— Утки сели, стреляй, Егордан…
— Да нету зарядов, все сгорело, — ответил Егордан и, повернувшись на другой бок, снова захрапел.
— Вот обида! Ну, тогда хоть спугну их.
Давыд выскочил из шалаша и забегал вокруг озерка. Он фыркал изо всей силы, хлопал в ладоши и кидал в воду комья глины. Потом, вернувшись, заорал во всю глотку:
— А где Эрдэлир? Куда девался Эрдэлир? Какой черт утащил его? Эй, Майыс!..
Не успел Давыд обежать жилище Майыс и оказаться у его входа, как Дмитрий пробил головой общую стенку шалашей и, проскользнув на свою постель, укрылся с головой.
— Майыс, ты не видала Эрдэлира? — снова раздался голос Давыда.
А Егордан, быстро прикрыв отверстие в стене, пробитое Дмитрием, крикнул:
— Да ты что, дуралей, сбесился, что ли? Вот же он, Дмитрий!
Прибежавший обратно Давыд совсем растерялся.
— Так ведь не было же его здесь!
— Молчи! Спать не даешь. Еще с вечера тут.
— Да ведь не слепой же я, не было его…
— Зрячий дурак хуже умного слепца видит.
Парень лег, обиженно посапывая и что-то бормоча себе под нос. Но с этой ночи он стал настороженно следить за молодыми людьми и уже не так активно выражал свой восторг по поводу «неудач», выпадавших на долю Майыс и Дмитрия при очередной жеребьевке.

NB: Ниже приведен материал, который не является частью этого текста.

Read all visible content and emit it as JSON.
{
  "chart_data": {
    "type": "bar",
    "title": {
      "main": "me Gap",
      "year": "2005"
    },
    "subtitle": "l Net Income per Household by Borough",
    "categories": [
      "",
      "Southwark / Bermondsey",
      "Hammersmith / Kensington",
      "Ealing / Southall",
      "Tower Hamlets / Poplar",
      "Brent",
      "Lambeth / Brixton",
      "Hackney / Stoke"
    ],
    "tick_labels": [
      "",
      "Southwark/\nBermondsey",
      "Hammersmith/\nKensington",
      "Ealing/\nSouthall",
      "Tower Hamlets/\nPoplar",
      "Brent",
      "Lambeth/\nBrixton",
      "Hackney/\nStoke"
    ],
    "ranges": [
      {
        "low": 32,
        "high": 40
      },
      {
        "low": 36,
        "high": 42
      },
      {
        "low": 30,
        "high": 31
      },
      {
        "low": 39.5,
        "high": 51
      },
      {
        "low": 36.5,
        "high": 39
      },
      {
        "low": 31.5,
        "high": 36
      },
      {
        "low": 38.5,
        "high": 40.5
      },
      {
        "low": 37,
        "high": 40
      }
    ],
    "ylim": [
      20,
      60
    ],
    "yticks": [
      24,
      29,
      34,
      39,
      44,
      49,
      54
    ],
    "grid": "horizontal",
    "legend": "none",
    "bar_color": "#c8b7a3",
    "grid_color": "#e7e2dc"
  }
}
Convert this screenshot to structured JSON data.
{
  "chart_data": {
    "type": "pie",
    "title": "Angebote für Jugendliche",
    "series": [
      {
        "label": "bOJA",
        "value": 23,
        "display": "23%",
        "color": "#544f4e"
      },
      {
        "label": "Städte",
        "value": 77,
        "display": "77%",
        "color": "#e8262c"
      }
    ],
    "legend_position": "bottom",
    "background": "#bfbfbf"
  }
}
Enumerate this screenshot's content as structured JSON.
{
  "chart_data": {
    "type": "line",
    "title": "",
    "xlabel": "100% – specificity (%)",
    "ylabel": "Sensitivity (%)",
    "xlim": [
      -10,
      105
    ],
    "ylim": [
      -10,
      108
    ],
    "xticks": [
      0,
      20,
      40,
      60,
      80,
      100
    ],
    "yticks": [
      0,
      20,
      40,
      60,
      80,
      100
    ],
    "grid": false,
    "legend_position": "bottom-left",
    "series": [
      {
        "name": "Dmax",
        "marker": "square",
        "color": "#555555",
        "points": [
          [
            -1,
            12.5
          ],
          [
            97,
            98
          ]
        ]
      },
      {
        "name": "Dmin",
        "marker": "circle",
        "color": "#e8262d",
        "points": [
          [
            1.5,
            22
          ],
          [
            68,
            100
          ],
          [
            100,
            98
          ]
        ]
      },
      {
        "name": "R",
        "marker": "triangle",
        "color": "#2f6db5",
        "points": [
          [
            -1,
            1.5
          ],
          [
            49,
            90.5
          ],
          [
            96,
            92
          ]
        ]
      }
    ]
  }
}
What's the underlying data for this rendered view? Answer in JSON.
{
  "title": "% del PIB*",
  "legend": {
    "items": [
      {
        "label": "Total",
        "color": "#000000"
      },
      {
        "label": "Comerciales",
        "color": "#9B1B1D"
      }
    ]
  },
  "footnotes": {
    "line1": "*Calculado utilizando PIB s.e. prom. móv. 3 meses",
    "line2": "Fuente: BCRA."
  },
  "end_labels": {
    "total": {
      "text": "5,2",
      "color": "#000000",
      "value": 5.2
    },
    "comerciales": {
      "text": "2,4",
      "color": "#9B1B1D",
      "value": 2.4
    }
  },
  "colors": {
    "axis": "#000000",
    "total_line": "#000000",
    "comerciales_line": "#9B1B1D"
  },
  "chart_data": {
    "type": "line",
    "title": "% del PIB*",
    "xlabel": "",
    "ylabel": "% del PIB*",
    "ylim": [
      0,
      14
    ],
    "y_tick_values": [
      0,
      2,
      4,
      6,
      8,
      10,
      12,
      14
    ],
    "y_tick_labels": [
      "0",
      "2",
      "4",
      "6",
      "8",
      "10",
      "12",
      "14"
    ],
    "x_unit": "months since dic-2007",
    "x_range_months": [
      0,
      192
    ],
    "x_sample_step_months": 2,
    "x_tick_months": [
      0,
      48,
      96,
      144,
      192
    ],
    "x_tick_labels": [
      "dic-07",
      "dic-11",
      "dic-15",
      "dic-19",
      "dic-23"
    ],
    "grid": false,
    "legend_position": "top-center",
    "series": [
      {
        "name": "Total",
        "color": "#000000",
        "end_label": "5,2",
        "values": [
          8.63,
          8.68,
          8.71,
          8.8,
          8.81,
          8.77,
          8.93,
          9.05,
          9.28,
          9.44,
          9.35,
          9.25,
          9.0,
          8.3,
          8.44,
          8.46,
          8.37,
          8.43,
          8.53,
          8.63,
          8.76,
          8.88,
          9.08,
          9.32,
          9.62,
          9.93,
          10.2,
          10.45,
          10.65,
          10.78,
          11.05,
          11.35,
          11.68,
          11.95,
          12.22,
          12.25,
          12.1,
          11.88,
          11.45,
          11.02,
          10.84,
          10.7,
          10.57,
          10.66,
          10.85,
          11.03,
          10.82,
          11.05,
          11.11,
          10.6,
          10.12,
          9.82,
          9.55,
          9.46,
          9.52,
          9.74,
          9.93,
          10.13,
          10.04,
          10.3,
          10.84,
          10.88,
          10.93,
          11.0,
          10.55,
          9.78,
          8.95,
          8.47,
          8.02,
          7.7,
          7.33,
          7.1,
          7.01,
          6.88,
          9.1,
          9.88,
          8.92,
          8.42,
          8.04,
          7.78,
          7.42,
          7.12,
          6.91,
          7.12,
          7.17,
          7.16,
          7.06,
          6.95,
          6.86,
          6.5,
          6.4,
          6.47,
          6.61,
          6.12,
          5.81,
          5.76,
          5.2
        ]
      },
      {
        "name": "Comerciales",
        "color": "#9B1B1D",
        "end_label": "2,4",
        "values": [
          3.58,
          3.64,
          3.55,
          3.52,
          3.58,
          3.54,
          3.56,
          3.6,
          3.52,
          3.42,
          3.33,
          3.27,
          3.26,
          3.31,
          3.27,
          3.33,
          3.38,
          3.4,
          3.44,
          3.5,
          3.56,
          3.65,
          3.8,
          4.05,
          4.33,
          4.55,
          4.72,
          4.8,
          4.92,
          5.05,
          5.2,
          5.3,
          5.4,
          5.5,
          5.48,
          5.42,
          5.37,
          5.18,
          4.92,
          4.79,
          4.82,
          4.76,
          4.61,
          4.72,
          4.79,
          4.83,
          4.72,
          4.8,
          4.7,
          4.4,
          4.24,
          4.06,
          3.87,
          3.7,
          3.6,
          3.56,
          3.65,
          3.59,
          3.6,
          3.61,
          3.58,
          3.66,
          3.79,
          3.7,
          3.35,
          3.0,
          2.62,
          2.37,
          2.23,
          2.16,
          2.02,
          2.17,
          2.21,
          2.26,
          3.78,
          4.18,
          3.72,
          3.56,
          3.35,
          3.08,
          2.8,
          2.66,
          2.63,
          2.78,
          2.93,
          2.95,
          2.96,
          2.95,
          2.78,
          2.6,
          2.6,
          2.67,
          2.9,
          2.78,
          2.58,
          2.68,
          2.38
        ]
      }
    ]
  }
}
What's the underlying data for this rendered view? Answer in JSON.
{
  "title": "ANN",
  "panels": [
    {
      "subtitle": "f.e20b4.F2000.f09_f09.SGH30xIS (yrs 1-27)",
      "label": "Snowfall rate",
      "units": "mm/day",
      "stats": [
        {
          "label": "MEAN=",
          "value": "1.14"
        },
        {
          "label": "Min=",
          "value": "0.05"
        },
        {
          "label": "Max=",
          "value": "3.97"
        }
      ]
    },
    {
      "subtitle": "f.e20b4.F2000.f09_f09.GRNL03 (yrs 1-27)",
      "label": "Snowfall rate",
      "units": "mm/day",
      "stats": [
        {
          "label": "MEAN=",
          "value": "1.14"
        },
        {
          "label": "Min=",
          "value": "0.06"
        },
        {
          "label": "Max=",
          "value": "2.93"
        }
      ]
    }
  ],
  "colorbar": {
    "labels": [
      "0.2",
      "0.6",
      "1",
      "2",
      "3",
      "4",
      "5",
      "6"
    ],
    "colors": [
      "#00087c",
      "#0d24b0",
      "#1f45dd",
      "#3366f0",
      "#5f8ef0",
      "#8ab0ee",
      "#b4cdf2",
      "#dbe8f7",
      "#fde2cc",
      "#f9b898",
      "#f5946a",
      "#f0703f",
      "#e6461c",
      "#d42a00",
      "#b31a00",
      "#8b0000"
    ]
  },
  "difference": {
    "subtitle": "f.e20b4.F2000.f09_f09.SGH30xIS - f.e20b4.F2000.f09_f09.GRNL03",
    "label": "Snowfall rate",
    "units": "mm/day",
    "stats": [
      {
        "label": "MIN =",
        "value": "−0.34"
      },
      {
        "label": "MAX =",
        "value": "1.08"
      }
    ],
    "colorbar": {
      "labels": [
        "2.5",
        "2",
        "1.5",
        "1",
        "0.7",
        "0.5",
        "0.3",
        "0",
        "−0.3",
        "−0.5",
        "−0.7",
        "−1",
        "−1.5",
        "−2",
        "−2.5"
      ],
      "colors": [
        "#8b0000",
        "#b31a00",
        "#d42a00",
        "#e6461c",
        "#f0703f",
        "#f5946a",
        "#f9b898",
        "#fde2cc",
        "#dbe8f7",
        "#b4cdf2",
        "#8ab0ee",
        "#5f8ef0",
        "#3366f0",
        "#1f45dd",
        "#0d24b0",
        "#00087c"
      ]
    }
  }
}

Наедине Егордан не раз порицал Дмитрия за легкомыслие. Но тот совсем потерял голову от любви и не только не задумывался над будущим, но, казалось, даже не понимал упреков Егордана, хотя и слушал его со вниманием. Он был уверен, что нет на свете такой силы, которая могла бы помешать его счастью.
— Неужели ты хочешь пойти наперекор судьбе? — наступал на него Егордан.
— Мы с ней во всем согласны, чего же еще? — медленно отвечал Дмитрий.
— Так ведь наша судьба не от нас зависит.
— А от кого же? Не от богача ли Федора Веселова да от попа Василия. Попова?
— А все-таки нельзя так играть счастьем девушки.
— Да я ведь не играю, не играю я! — горячо уверял Эрдэлир. — Ее счастье только со мной. А чем я хуже других? Разве вот штаны рваные ношу? Но ведь люди подбирают себе штаны, а не штаны людей… Ты сравнивай людей голыми.
— Лисиц сравнивают по меху, а людей по богатству, — печально произнес Егордан. — Шерсть-то ведь на нас и не росла никогда. Мы голыми родились, голыми и умрем. Сам рассуди: отец не отдаст, поп венчать не станет. Как же ты после этого думаешь жениться на ней?
— Вот весною возьму Майыс и убегу с ней в тайгу, тогда ищи меня…
— А не слыхал ты, как у нас говорят: «У царя руки длинные, у закона глаза зоркие»?
— Может, скоро отрубят царю руки, а у царского закона глаза лопнут! Виктор Алексеевич не верит, что царь долго продержится.